I felt more warm tears spill down my face at Phil's DM. "This is what you wanted, remember?" It sounded so bad like I had wanted to feel this way, like I had wanted to be hated by everyone, like I wanted to be alone, like I wanted to hate my life and myself. Like I had chosen the life I was forced to live. But it was true in a way, I had always fantasied about living the youtuber life, with youtuber friends and followers and all that, but I should have known it was all just one dumb fantasy. I should have realized that I would never get that. I was forced and doomed to live a life hated and despised because that is what I was worth to others and myself. I clicked the top button of my phone as another DM came in.

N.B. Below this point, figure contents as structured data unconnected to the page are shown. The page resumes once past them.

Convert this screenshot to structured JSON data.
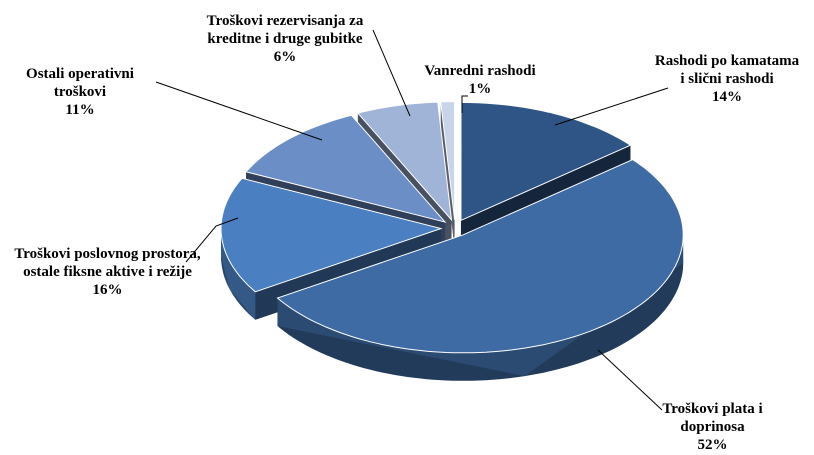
{
  "chart_data": {
    "type": "pie3d",
    "categories": [
      "Rashodi po kamatama i slični rashodi",
      "Troškovi plata i doprinosa",
      "Troškovi poslovnog prostora, ostale fiksne aktive i režije",
      "Ostali operativni troškovi",
      "Troškovi rezervisanja za kreditne i druge gubitke",
      "Vanredni rashodi"
    ],
    "values": [
      14,
      52,
      16,
      11,
      6,
      1
    ],
    "value_labels": [
      "14%",
      "52%",
      "16%",
      "11%",
      "6%",
      "1%"
    ],
    "colors": [
      "#2f5586",
      "#3e6ba3",
      "#4a7fc1",
      "#6b8ec7",
      "#a0b4d8",
      "#c8d4ea"
    ]
  }
}
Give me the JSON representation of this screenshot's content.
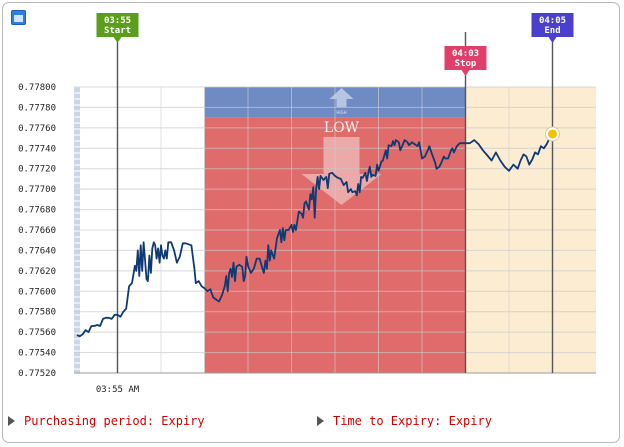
{
  "chart_data": {
    "type": "line",
    "title": "",
    "xlabel": "",
    "ylabel": "",
    "ylim": [
      0.7752,
      0.778
    ],
    "y_ticks": [
      "0.77800",
      "0.77780",
      "0.77760",
      "0.77740",
      "0.77720",
      "0.77700",
      "0.77680",
      "0.77660",
      "0.77640",
      "0.77620",
      "0.77600",
      "0.77580",
      "0.77560",
      "0.77540",
      "0.77520"
    ],
    "y_tick_values": [
      0.778,
      0.7778,
      0.7776,
      0.7774,
      0.7772,
      0.777,
      0.7768,
      0.7766,
      0.7764,
      0.7762,
      0.776,
      0.7758,
      0.7756,
      0.7754,
      0.7752
    ],
    "x_range_seconds": [
      0,
      720
    ],
    "x_tick_label": "03:55 AM",
    "x_tick_seconds": 60,
    "markers": [
      {
        "time": "03:55",
        "label": "Start",
        "seconds": 60,
        "color": "#5a9e1b"
      },
      {
        "time": "04:03",
        "label": "Stop",
        "seconds": 540,
        "color": "#e03f6b"
      },
      {
        "time": "04:05",
        "label": "End",
        "seconds": 660,
        "color": "#4a40cc"
      }
    ],
    "overlay": {
      "low_label": "LOW",
      "high_label": "HIGH",
      "start_seconds": 180,
      "stop_seconds": 540,
      "level": 0.7777
    },
    "series": [
      {
        "points": [
          [
            4,
            0.77557
          ],
          [
            8,
            0.77556
          ],
          [
            12,
            0.77558
          ],
          [
            16,
            0.77562
          ],
          [
            20,
            0.7756
          ],
          [
            24,
            0.77566
          ],
          [
            28,
            0.77566
          ],
          [
            32,
            0.77567
          ],
          [
            36,
            0.77566
          ],
          [
            40,
            0.77573
          ],
          [
            44,
            0.77574
          ],
          [
            48,
            0.77574
          ],
          [
            52,
            0.77573
          ],
          [
            56,
            0.77577
          ],
          [
            60,
            0.77577
          ],
          [
            64,
            0.77575
          ],
          [
            68,
            0.7758
          ],
          [
            72,
            0.77583
          ],
          [
            76,
            0.77605
          ],
          [
            80,
            0.77608
          ],
          [
            84,
            0.77625
          ],
          [
            86,
            0.7762
          ],
          [
            88,
            0.7764
          ],
          [
            90,
            0.77615
          ],
          [
            92,
            0.77645
          ],
          [
            94,
            0.7762
          ],
          [
            96,
            0.77648
          ],
          [
            98,
            0.7763
          ],
          [
            100,
            0.77612
          ],
          [
            102,
            0.7761
          ],
          [
            104,
            0.77635
          ],
          [
            106,
            0.77618
          ],
          [
            108,
            0.77642
          ],
          [
            110,
            0.77648
          ],
          [
            112,
            0.77645
          ],
          [
            114,
            0.77632
          ],
          [
            116,
            0.77642
          ],
          [
            118,
            0.77628
          ],
          [
            120,
            0.77645
          ],
          [
            122,
            0.77635
          ],
          [
            124,
            0.77632
          ],
          [
            126,
            0.7764
          ],
          [
            128,
            0.77632
          ],
          [
            130,
            0.77648
          ],
          [
            134,
            0.77648
          ],
          [
            138,
            0.7764
          ],
          [
            142,
            0.77628
          ],
          [
            146,
            0.77634
          ],
          [
            150,
            0.77647
          ],
          [
            154,
            0.77647
          ],
          [
            158,
            0.77646
          ],
          [
            162,
            0.77645
          ],
          [
            166,
            0.77622
          ],
          [
            168,
            0.77608
          ],
          [
            172,
            0.7761
          ],
          [
            176,
            0.77605
          ],
          [
            180,
            0.77603
          ],
          [
            184,
            0.776
          ],
          [
            188,
            0.77602
          ],
          [
            192,
            0.77594
          ],
          [
            196,
            0.77592
          ],
          [
            200,
            0.7759
          ],
          [
            204,
            0.77596
          ],
          [
            208,
            0.77605
          ],
          [
            210,
            0.77615
          ],
          [
            212,
            0.776
          ],
          [
            214,
            0.77618
          ],
          [
            216,
            0.77622
          ],
          [
            218,
            0.77614
          ],
          [
            220,
            0.77628
          ],
          [
            222,
            0.7761
          ],
          [
            224,
            0.77624
          ],
          [
            228,
            0.77626
          ],
          [
            232,
            0.77624
          ],
          [
            234,
            0.7761
          ],
          [
            236,
            0.77615
          ],
          [
            238,
            0.77634
          ],
          [
            240,
            0.77625
          ],
          [
            244,
            0.77618
          ],
          [
            248,
            0.77622
          ],
          [
            252,
            0.77632
          ],
          [
            256,
            0.77632
          ],
          [
            260,
            0.77622
          ],
          [
            262,
            0.77618
          ],
          [
            264,
            0.7763
          ],
          [
            266,
            0.77622
          ],
          [
            268,
            0.77645
          ],
          [
            270,
            0.7763
          ],
          [
            272,
            0.7764
          ],
          [
            276,
            0.77632
          ],
          [
            280,
            0.77652
          ],
          [
            284,
            0.7766
          ],
          [
            286,
            0.77648
          ],
          [
            288,
            0.77662
          ],
          [
            290,
            0.7765
          ],
          [
            292,
            0.7766
          ],
          [
            296,
            0.7766
          ],
          [
            300,
            0.77665
          ],
          [
            302,
            0.77658
          ],
          [
            304,
            0.77665
          ],
          [
            306,
            0.7766
          ],
          [
            310,
            0.77678
          ],
          [
            314,
            0.77676
          ],
          [
            316,
            0.77672
          ],
          [
            318,
            0.77686
          ],
          [
            320,
            0.77688
          ],
          [
            322,
            0.77684
          ],
          [
            324,
            0.7768
          ],
          [
            326,
            0.77695
          ],
          [
            328,
            0.7769
          ],
          [
            330,
            0.77702
          ],
          [
            332,
            0.77672
          ],
          [
            334,
            0.777
          ],
          [
            336,
            0.77712
          ],
          [
            338,
            0.777
          ],
          [
            340,
            0.77713
          ],
          [
            344,
            0.77709
          ],
          [
            348,
            0.77712
          ],
          [
            350,
            0.77701
          ],
          [
            352,
            0.77715
          ],
          [
            356,
            0.77716
          ],
          [
            360,
            0.77713
          ],
          [
            364,
            0.77711
          ],
          [
            368,
            0.7771
          ],
          [
            372,
            0.77704
          ],
          [
            376,
            0.77707
          ],
          [
            378,
            0.77697
          ],
          [
            382,
            0.777
          ],
          [
            384,
            0.77697
          ],
          [
            388,
            0.77698
          ],
          [
            390,
            0.77694
          ],
          [
            392,
            0.77705
          ],
          [
            394,
            0.77697
          ],
          [
            396,
            0.77712
          ],
          [
            398,
            0.77711
          ],
          [
            402,
            0.77716
          ],
          [
            404,
            0.77708
          ],
          [
            406,
            0.77716
          ],
          [
            408,
            0.77722
          ],
          [
            410,
            0.77712
          ],
          [
            412,
            0.77714
          ],
          [
            416,
            0.77713
          ],
          [
            418,
            0.77724
          ],
          [
            420,
            0.77718
          ],
          [
            424,
            0.77727
          ],
          [
            426,
            0.77728
          ],
          [
            430,
            0.77738
          ],
          [
            432,
            0.7773
          ],
          [
            434,
            0.77743
          ],
          [
            438,
            0.77742
          ],
          [
            440,
            0.77747
          ],
          [
            442,
            0.77743
          ],
          [
            444,
            0.77748
          ],
          [
            448,
            0.77746
          ],
          [
            450,
            0.77738
          ],
          [
            452,
            0.77741
          ],
          [
            456,
            0.77748
          ],
          [
            460,
            0.77746
          ],
          [
            462,
            0.77743
          ],
          [
            466,
            0.77746
          ],
          [
            470,
            0.77744
          ],
          [
            474,
            0.77742
          ],
          [
            476,
            0.77746
          ],
          [
            478,
            0.77738
          ],
          [
            480,
            0.7773
          ],
          [
            484,
            0.77732
          ],
          [
            488,
            0.77738
          ],
          [
            490,
            0.77742
          ],
          [
            494,
            0.77734
          ],
          [
            498,
            0.77726
          ],
          [
            500,
            0.7772
          ],
          [
            504,
            0.77722
          ],
          [
            508,
            0.77728
          ],
          [
            510,
            0.77732
          ],
          [
            512,
            0.7773
          ],
          [
            516,
            0.7773
          ],
          [
            520,
            0.77738
          ],
          [
            522,
            0.7774
          ],
          [
            524,
            0.77736
          ],
          [
            528,
            0.77742
          ],
          [
            532,
            0.77745
          ],
          [
            536,
            0.77745
          ],
          [
            540,
            0.77745
          ],
          [
            546,
            0.77745
          ],
          [
            552,
            0.77748
          ],
          [
            558,
            0.77744
          ],
          [
            564,
            0.77738
          ],
          [
            570,
            0.77733
          ],
          [
            576,
            0.77728
          ],
          [
            582,
            0.77736
          ],
          [
            588,
            0.77728
          ],
          [
            594,
            0.77722
          ],
          [
            600,
            0.77718
          ],
          [
            606,
            0.77724
          ],
          [
            612,
            0.7772
          ],
          [
            616,
            0.77728
          ],
          [
            620,
            0.77734
          ],
          [
            624,
            0.77732
          ],
          [
            628,
            0.77724
          ],
          [
            632,
            0.77729
          ],
          [
            636,
            0.77736
          ],
          [
            640,
            0.77734
          ],
          [
            644,
            0.77742
          ],
          [
            648,
            0.7774
          ],
          [
            652,
            0.77744
          ],
          [
            656,
            0.7775
          ],
          [
            660,
            0.77754
          ]
        ]
      }
    ],
    "current_point": [
      660,
      0.77754
    ]
  },
  "footer": {
    "purchasing_label": "Purchasing period: Expiry",
    "expiry_label": "Time to Expiry: Expiry"
  },
  "colors": {
    "line": "#0f3a73",
    "low_zone": "#e06b6b",
    "high_zone": "#6f8bc3",
    "post_stop_zone": "#fcedd2",
    "footer_text": "#d10000"
  }
}
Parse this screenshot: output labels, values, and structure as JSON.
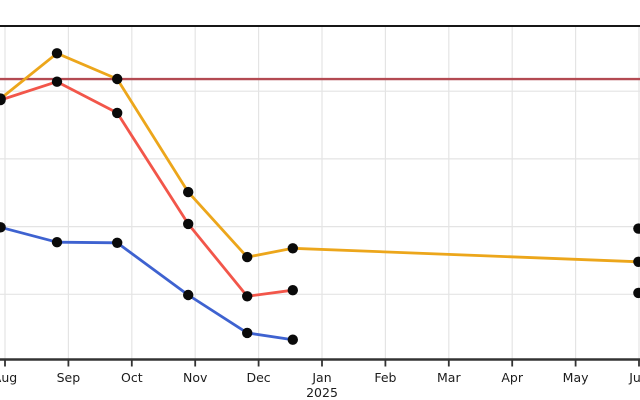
{
  "page": {
    "background": "#ffffff"
  },
  "chart_data": {
    "type": "line",
    "title": "",
    "legend": "none",
    "grid": true,
    "x_axis": {
      "tick_labels": [
        "Aug",
        "Sep",
        "Oct",
        "Nov",
        "Dec",
        "Jan",
        "Feb",
        "Mar",
        "Apr",
        "May",
        "Jun"
      ],
      "year_label": "2025",
      "year_label_tick_index": 5,
      "note": "first and last tick labels clipped at image edges"
    },
    "y_axis": {
      "tick_labels_visible": false,
      "gridlines_at_values": [
        1,
        2,
        3,
        4
      ],
      "value_range": [
        0,
        4.95
      ],
      "unit": "gridline-units (estimated, axis unlabeled)"
    },
    "series": [
      {
        "name": "gold-line",
        "color": "#ECA61B",
        "points": [
          [
            -0.07,
            3.89
          ],
          [
            0.82,
            4.56
          ],
          [
            1.77,
            4.18
          ],
          [
            2.89,
            2.51
          ],
          [
            3.82,
            1.55
          ],
          [
            4.54,
            1.68
          ],
          [
            9.99,
            1.48
          ]
        ]
      },
      {
        "name": "salmon-line",
        "color": "#F2564A",
        "points": [
          [
            -0.07,
            3.87
          ],
          [
            0.82,
            4.14
          ],
          [
            1.77,
            3.68
          ],
          [
            2.89,
            2.04
          ],
          [
            3.82,
            0.97
          ],
          [
            4.54,
            1.06
          ]
        ]
      },
      {
        "name": "blue-line",
        "color": "#3E62D0",
        "points": [
          [
            -0.07,
            1.99
          ],
          [
            0.82,
            1.77
          ],
          [
            1.77,
            1.76
          ],
          [
            2.89,
            0.99
          ],
          [
            3.82,
            0.43
          ],
          [
            4.54,
            0.33
          ]
        ]
      }
    ],
    "reference_line": {
      "color": "#B34A52",
      "value": 4.18
    },
    "isolated_points": [
      [
        9.99,
        1.97
      ],
      [
        9.99,
        1.02
      ]
    ],
    "marker_color": "#0A0A0A",
    "gridline_color": "#E4E4E4",
    "top_spine_color": "#161616",
    "bottom_spine_color": "#333333",
    "tick_label_color": "#1C1C1C"
  }
}
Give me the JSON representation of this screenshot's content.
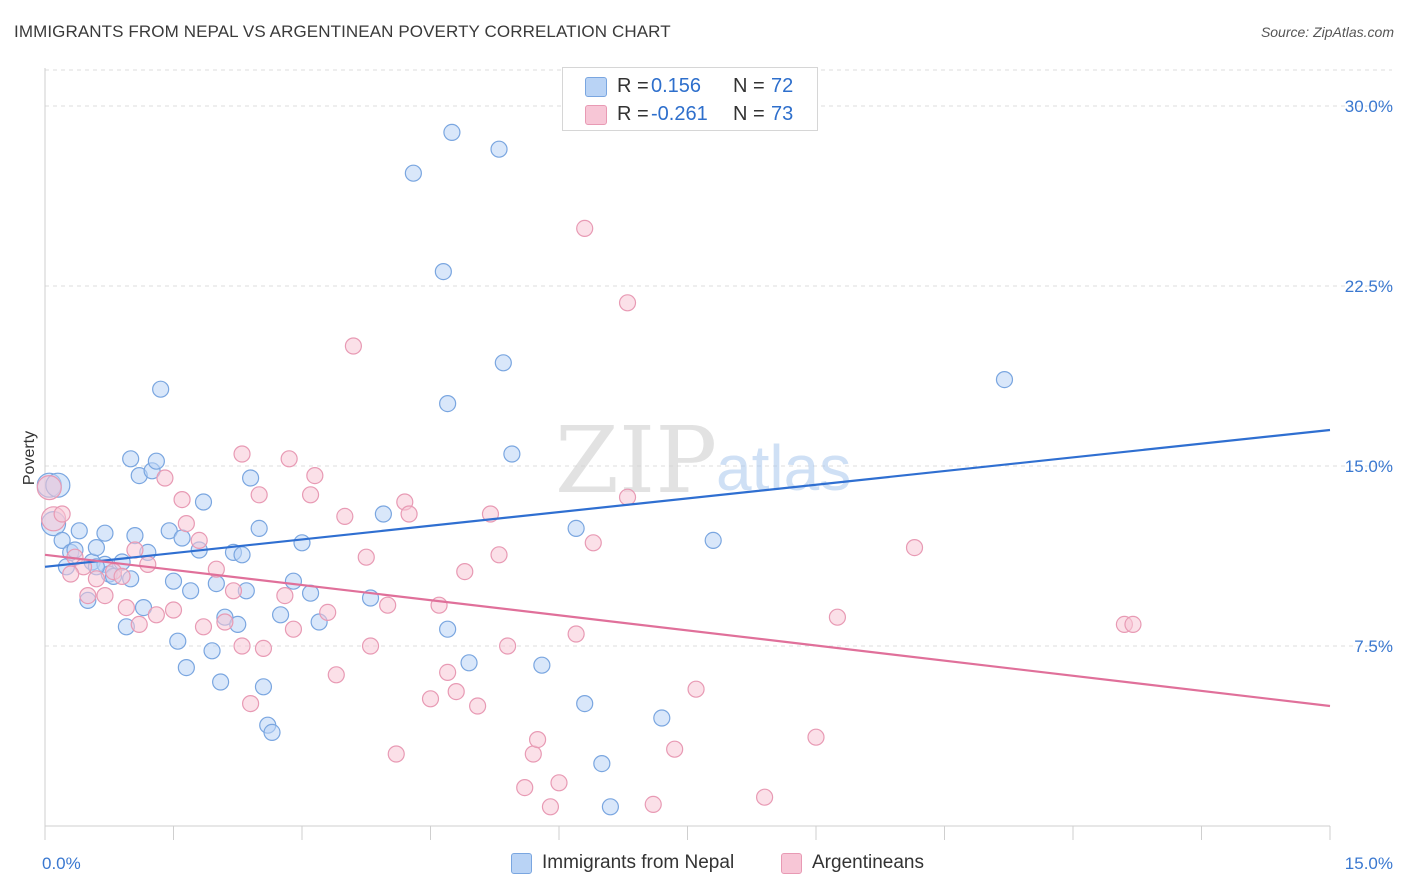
{
  "title": "IMMIGRANTS FROM NEPAL VS ARGENTINEAN POVERTY CORRELATION CHART",
  "source": "Source: ZipAtlas.com",
  "watermark": {
    "zip": "ZIP",
    "atlas": "atlas"
  },
  "legend_top": {
    "rows": [
      {
        "r_label": "R = ",
        "r_value": "0.156",
        "n_label": "N = ",
        "n_value": "72"
      },
      {
        "r_label": "R = ",
        "r_value": "-0.261",
        "n_label": "N = ",
        "n_value": "73"
      }
    ]
  },
  "colors": {
    "nepal_fill": "#b9d3f5",
    "nepal_stroke": "#7aa6e0",
    "nepal_line": "#2f6fd1",
    "arg_fill": "#f7c6d6",
    "arg_stroke": "#e89ab4",
    "arg_line": "#e0709a",
    "axis_label": "#3a78d0"
  },
  "chart_data": {
    "type": "scatter",
    "title": "IMMIGRANTS FROM NEPAL VS ARGENTINEAN POVERTY CORRELATION CHART",
    "xlabel": "",
    "ylabel": "Poverty",
    "xlim": [
      0,
      15
    ],
    "ylim": [
      0,
      31.5
    ],
    "x_ticks": [
      0,
      1.5,
      3,
      4.5,
      6,
      7.5,
      9,
      10.5,
      12,
      13.5,
      15
    ],
    "x_tick_labels": [
      {
        "value": 0,
        "label": "0.0%"
      },
      {
        "value": 15,
        "label": "15.0%"
      }
    ],
    "y_tick_labels": [
      {
        "value": 7.5,
        "label": "7.5%"
      },
      {
        "value": 15,
        "label": "15.0%"
      },
      {
        "value": 22.5,
        "label": "22.5%"
      },
      {
        "value": 30,
        "label": "30.0%"
      }
    ],
    "grid": true,
    "legend_position": "bottom",
    "series": [
      {
        "name": "Immigrants from Nepal",
        "R": 0.156,
        "N": 72,
        "trend": {
          "x": [
            0,
            15
          ],
          "y": [
            10.8,
            16.5
          ]
        },
        "points": [
          [
            0.05,
            14.2
          ],
          [
            0.1,
            12.6
          ],
          [
            0.15,
            14.2
          ],
          [
            0.2,
            11.9
          ],
          [
            0.25,
            10.8
          ],
          [
            0.3,
            11.4
          ],
          [
            0.35,
            11.5
          ],
          [
            0.4,
            12.3
          ],
          [
            0.5,
            9.4
          ],
          [
            0.55,
            11
          ],
          [
            0.6,
            11.6
          ],
          [
            0.7,
            10.9
          ],
          [
            0.7,
            12.2
          ],
          [
            0.75,
            10.5
          ],
          [
            0.8,
            10.4
          ],
          [
            0.9,
            11
          ],
          [
            0.95,
            8.3
          ],
          [
            1,
            15.3
          ],
          [
            1.05,
            12.1
          ],
          [
            1.1,
            14.6
          ],
          [
            1.15,
            9.1
          ],
          [
            1.2,
            11.4
          ],
          [
            1.25,
            14.8
          ],
          [
            1.3,
            15.2
          ],
          [
            1.35,
            18.2
          ],
          [
            1.45,
            12.3
          ],
          [
            1.5,
            10.2
          ],
          [
            1.55,
            7.7
          ],
          [
            1.6,
            12
          ],
          [
            1.65,
            6.6
          ],
          [
            1.7,
            9.8
          ],
          [
            1.8,
            11.5
          ],
          [
            1.85,
            13.5
          ],
          [
            1.95,
            7.3
          ],
          [
            2,
            10.1
          ],
          [
            2.05,
            6
          ],
          [
            2.1,
            8.7
          ],
          [
            2.2,
            11.4
          ],
          [
            2.25,
            8.4
          ],
          [
            2.3,
            11.3
          ],
          [
            2.35,
            9.8
          ],
          [
            2.4,
            14.5
          ],
          [
            2.5,
            12.4
          ],
          [
            2.55,
            5.8
          ],
          [
            2.6,
            4.2
          ],
          [
            2.65,
            3.9
          ],
          [
            2.75,
            8.8
          ],
          [
            2.9,
            10.2
          ],
          [
            3,
            11.8
          ],
          [
            3.1,
            9.7
          ],
          [
            3.2,
            8.5
          ],
          [
            3.8,
            9.5
          ],
          [
            3.95,
            13
          ],
          [
            4.3,
            27.2
          ],
          [
            4.65,
            23.1
          ],
          [
            4.7,
            17.6
          ],
          [
            4.7,
            8.2
          ],
          [
            4.75,
            28.9
          ],
          [
            4.95,
            6.8
          ],
          [
            5.3,
            28.2
          ],
          [
            5.35,
            19.3
          ],
          [
            5.45,
            15.5
          ],
          [
            5.8,
            6.7
          ],
          [
            6.2,
            12.4
          ],
          [
            6.3,
            5.1
          ],
          [
            6.5,
            2.6
          ],
          [
            6.6,
            0.8
          ],
          [
            7.2,
            4.5
          ],
          [
            7.8,
            11.9
          ],
          [
            11.2,
            18.6
          ],
          [
            0.6,
            10.8
          ],
          [
            1,
            10.3
          ]
        ]
      },
      {
        "name": "Argentineans",
        "R": -0.261,
        "N": 73,
        "trend": {
          "x": [
            0,
            15
          ],
          "y": [
            11.3,
            5.0
          ]
        },
        "points": [
          [
            0.05,
            14.1
          ],
          [
            0.1,
            12.8
          ],
          [
            0.2,
            13
          ],
          [
            0.35,
            11.2
          ],
          [
            0.45,
            10.8
          ],
          [
            0.5,
            9.6
          ],
          [
            0.6,
            10.3
          ],
          [
            0.7,
            9.6
          ],
          [
            0.8,
            10.6
          ],
          [
            0.9,
            10.4
          ],
          [
            0.95,
            9.1
          ],
          [
            1.05,
            11.5
          ],
          [
            1.1,
            8.4
          ],
          [
            1.2,
            10.9
          ],
          [
            1.3,
            8.8
          ],
          [
            1.4,
            14.5
          ],
          [
            1.5,
            9
          ],
          [
            1.6,
            13.6
          ],
          [
            1.65,
            12.6
          ],
          [
            1.8,
            11.9
          ],
          [
            1.85,
            8.3
          ],
          [
            2,
            10.7
          ],
          [
            2.1,
            8.5
          ],
          [
            2.2,
            9.8
          ],
          [
            2.3,
            7.5
          ],
          [
            2.3,
            15.5
          ],
          [
            2.4,
            5.1
          ],
          [
            2.5,
            13.8
          ],
          [
            2.55,
            7.4
          ],
          [
            2.8,
            9.6
          ],
          [
            2.85,
            15.3
          ],
          [
            2.9,
            8.2
          ],
          [
            3.1,
            13.8
          ],
          [
            3.15,
            14.6
          ],
          [
            3.3,
            8.9
          ],
          [
            3.4,
            6.3
          ],
          [
            3.5,
            12.9
          ],
          [
            3.6,
            20
          ],
          [
            3.75,
            11.2
          ],
          [
            3.8,
            7.5
          ],
          [
            4,
            9.2
          ],
          [
            4.1,
            3
          ],
          [
            4.2,
            13.5
          ],
          [
            4.25,
            13
          ],
          [
            4.5,
            5.3
          ],
          [
            4.6,
            9.2
          ],
          [
            4.7,
            6.4
          ],
          [
            4.8,
            5.6
          ],
          [
            4.9,
            10.6
          ],
          [
            5.05,
            5
          ],
          [
            5.2,
            13
          ],
          [
            5.3,
            11.3
          ],
          [
            5.4,
            7.5
          ],
          [
            5.6,
            1.6
          ],
          [
            5.7,
            3
          ],
          [
            5.75,
            3.6
          ],
          [
            5.9,
            0.8
          ],
          [
            6,
            1.8
          ],
          [
            6.2,
            8
          ],
          [
            6.3,
            24.9
          ],
          [
            6.4,
            11.8
          ],
          [
            6.8,
            21.8
          ],
          [
            6.8,
            13.7
          ],
          [
            7.1,
            0.9
          ],
          [
            7.35,
            3.2
          ],
          [
            7.6,
            5.7
          ],
          [
            8.4,
            1.2
          ],
          [
            9,
            3.7
          ],
          [
            9.25,
            8.7
          ],
          [
            10.15,
            11.6
          ],
          [
            12.6,
            8.4
          ],
          [
            12.7,
            8.4
          ],
          [
            0.3,
            10.5
          ]
        ]
      }
    ]
  }
}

" AmazingPhi: Dan I know you saw that, why aren't you answering me? Your video wasn't that bad."
I ignored the DM once again, and let the blackness of night surround me once again. About a half and hour later one more DM came in.
" AmazingPhil: Fine Dan. Be that way. I'll be here until you want to talk to me again. Just remember it wasn't that bad!"
I was filled with rage at Phil's DM. The way he talked to me like I had a choice was angering me. I did not have a choice. My fantasy world did not exist. I would never have friends. I would never be accepted. I would never be happy. I threw my phone at the wall, hearing it smash but not caring, I couldn't do it anymore. I couldn't pretend to be fine anymore. I knew that I had to live for at least a little while longer, but that didn't mean I had to be happy or care, so I let the blackness take over.
And that was the start of a long year. I didn't go out, I didn't socialize, I didn't talk to anyone. Not my parents, not Phil, not teachers and not the bullies. I was in my own little shell surrounded by the darkness that was my life. I found myself wishing more and more that it could just end, but I forced myself to wait until at least I started Uni and maybe then. It wasn't until Uni that things started to look up for me, or at least I thought they did, but my thoughts are always wrong.